— Conclusions still stand, group says after fixing a raft of data errors
by Crystal Phend, Senior Editor, MedPage Today August 25, 2020
Corrections to a study of lingering cardiac abnormalities after COVID-19 recovery, criticized for data analysis problems, didn’t alter the overall conclusions.
The study from Germany had been flagged on Twitter for using inaccurate metrics for the data analysis, as well as inconsistencies internally in the paper.
For example, “the fact that it’s not just one but literally dozens of similarly implausible data points suggests that the most generous interpretation of their work is ‘extremely careless,’” tweeted David Cohen, MD, of Kansas City, Missouri.
After reviewing the data and repeating analysis, Eike Nagel, MD, and Valentina O. Puntmann, MD, PhD, both of University Hospital Frankfurt, published a correction in JAMA Cardiology.
While various points changed, like correctly reporting means (SDs) or medians (interquartile ranges) and recalculation of all percentages for the risk-matched controls, the statistical effect was relatively minor, they noted.
“We are pleased to confirm that reanalysis of the data has not led to a change in the main conclusions of the study,” they wrote. “As we originally reported, compared with healthy controls and risk factor-matched controls, patients recently recovered from COVID-19 had lower left ventricular ejection fraction, higher left ventricle volume, and elevated values of T1 and T2.”
Only the comparison for left ventricular mass index between COVID-19 patients and healthy controls changed from a significant to a nonsignificant association.
Darrel Francis, MD, of the National Heart and Lung Institute of Imperial College London, had criticized the journal for dragging its feet since original publication on July 27.
“I am delighted that this, the most important cardiology paper of the decade, according to the 9000+ Altmetric score, is going to be corrected,” he told MedPage Today.
The study “has been referenced thousands of times to shut down the #Big10 and #PAC12 seasons by media including @espn,” noted one critic on Twitter.
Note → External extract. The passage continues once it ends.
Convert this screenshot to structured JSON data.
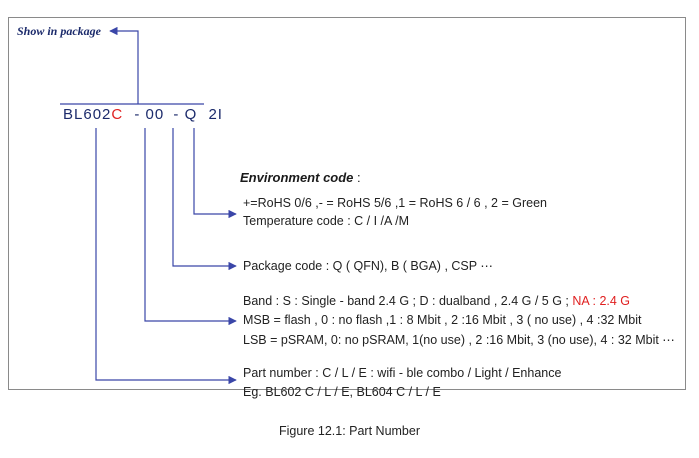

How COVID-19 affects the heart long-term is a “very relevant” clinical question, too, noted Behnood Bikdeli, MD, of Brigham and Women’s Hospital and Harvard in Boston.
However, the small differences affirmed after the corrections probably aren’t a big problem, Francis argued on Twitter.
“The revised Jama Cardio paper is brilliant. It’s an all-clear! The interesting features on the scans in Covid survivors are real, but they are caused by the risk factors, not by the covid,” he tweeted.
High-sensitivity troponin T and high-sensitivity C-reactive protein as markers of cardiac injury and inflammation, respectively, were both significantly higher in the COVID-recovered patients than controls but still within the normal range.